When you renounce, the exit tax applies. It is not a blanket seizure of assets; rather, it is a capital‑gains‑type tax on the net value of your worldwide holdings that exceed a statutory exemption. The exact amount depends on your net worth and the tax year’s exemption threshold.
After expatriation:
- You are no longer subject to U.S. income tax on foreign‑source income.
- U.S.‑source income (e.g., dividends from U.S. corporations) may still be taxable.
- Re‑entry to the United States will generally require a visa unless you retain a passport that grants visa‑free access.
3. Remain a U.S. Citizen and Use Offshore Structures
If you prefer to keep your U.S. passport, you can still achieve low effective tax rates by:
- Foreign Earned Income Exclusion (FEIE) – For 2022, up to $112,000 of foreign‑earned salary can be excluded from U.S. taxable income, provided you meet the bona‑fide residence or physical presence test (typically 330 days abroad in a 12‑month period).
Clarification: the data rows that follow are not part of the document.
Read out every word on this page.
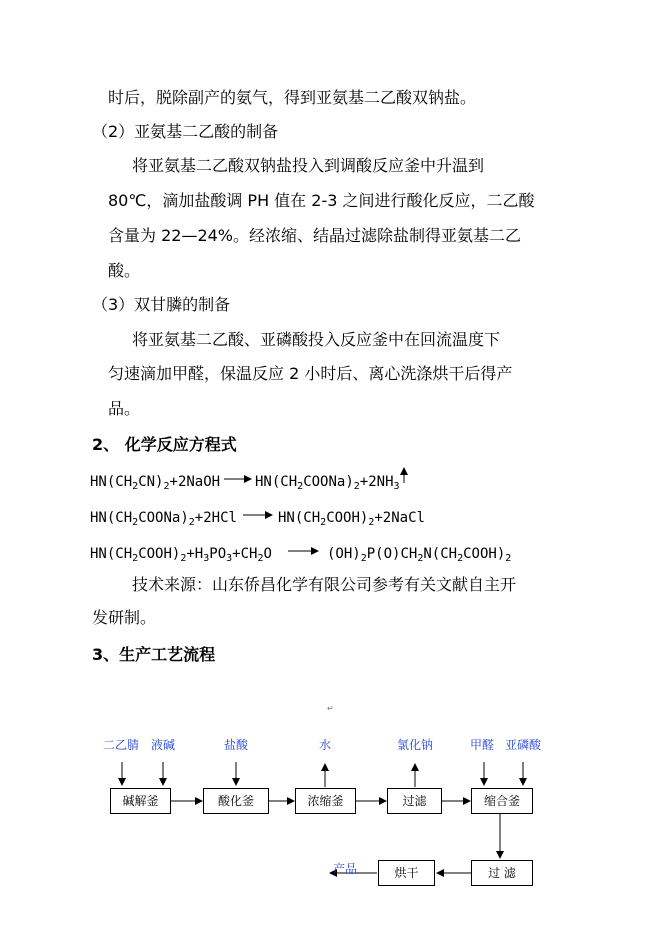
时后，脱除副产的氨气，得到亚氨基二乙酸双钠盐。
（2）亚氨基二乙酸的制备
将亚氨基二乙酸双钠盐投入到调酸反应釜中升温到
80℃，滴加盐酸调 PH 值在 2-3 之间进行酸化反应，二乙酸
含量为 22—24%。经浓缩、结晶过滤除盐制得亚氨基二乙
酸。
（3）双甘膦的制备
将亚氨基二乙酸、亚磷酸投入反应釜中在回流温度下
匀速滴加甲醛，保温反应 2 小时后、离心洗涤烘干后得产
品。
2、 化学反应方程式
$HN(CH_2CN)_2+2NaOH$ $HN(CH_2COONa)_2+2NH_3$
$HN(CH_2COONa)_2+2HCl$	$HN(CH_2COOH)_2+2NaCl$
$HN(CH_2COOH)_2+H_3PO_3+CH_2O$	$(OH)_2P(O)CH_2N(CH_2COOH)_2$
技术来源：山东侨昌化学有限公司参考有关文献自主开
发研制。
3、生产工艺流程
二乙腈 液碱	盐酸	水	氯化钠	甲醛 亚磷酸
产品
碱解釜	酸化釜	浓缩釜	过滤	缩合釜
过 滤
烘干
↵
The exclusion also shields you from Social Security and Medicare taxes on the excluded amount.
- Offshore business incorporation – By moving the operating entity to a tax‑neutral jurisdiction (e.g., a zero‑tax jurisdiction or a country that does not tax foreign‑source income), you can often reduce corporate tax to 0 %–low double digits. Proper transfer‑pricing and substance requirements must be observed to avoid U.S. re‑characterization.
- Tax‑neutral residency – Countries that do not tax foreign income (e.g., United Arab Emirates, certain Caribbean states) allow you to keep the FEIE and potentially avoid any additional foreign tax. Some jurisdictions offer a 10‑year tax holiday on foreign‑source income for new residents.
Practical considerations
- Residency requirements – Most low‑tax jurisdictions require a minimum physical presence (often > 90 days per year) and proof of a local address.
- Banking and compliance – Even with offshore structures, you must file FinCEN Form 114 (FBAR) and Form 8938 for foreign assets if thresholds are met.
- State tax – Moving out of the U.S. does not automatically eliminate state tax obligations. Establishing domicile in a no‑income‑tax state (e.g., Texas, Florida) may be necessary.
- Visa and travel – Renouncing citizenship may necessitate a visa for future U.S. visits. Maintaining a U.S. passport while residing abroad typically allows visa‑free entry for short stays.
Choosing the Right Path
| Situation | Best option | Key advantage |
|---|---|---|
| Want to keep U.S. passport, willing to spend most of the year in one U.S. territory | Puerto Rico (Act 16) | Low tax rates, no need to renounce citizenship |
| Ready to give up U.S. citizenship or green card, seeking full freedom from U.S. tax | Expatriation | Complete exit from U.S. tax system (subject to exit tax) |
| Prefer to stay mobile, keep passport, and work remotely | Offshore + FEIE | Up to $112k excluded, potential for near‑zero corporate tax in a tax‑neutral country |
Each route carries distinct compliance obligations, potential exit taxes, and lifestyle adjustments. Professional advice from tax attorneys and CPAs experienced in international tax planning is essential to avoid inadvertent U.S. tax exposure and to ensure all filing requirements (e.g., FBAR, Form 8938) are met.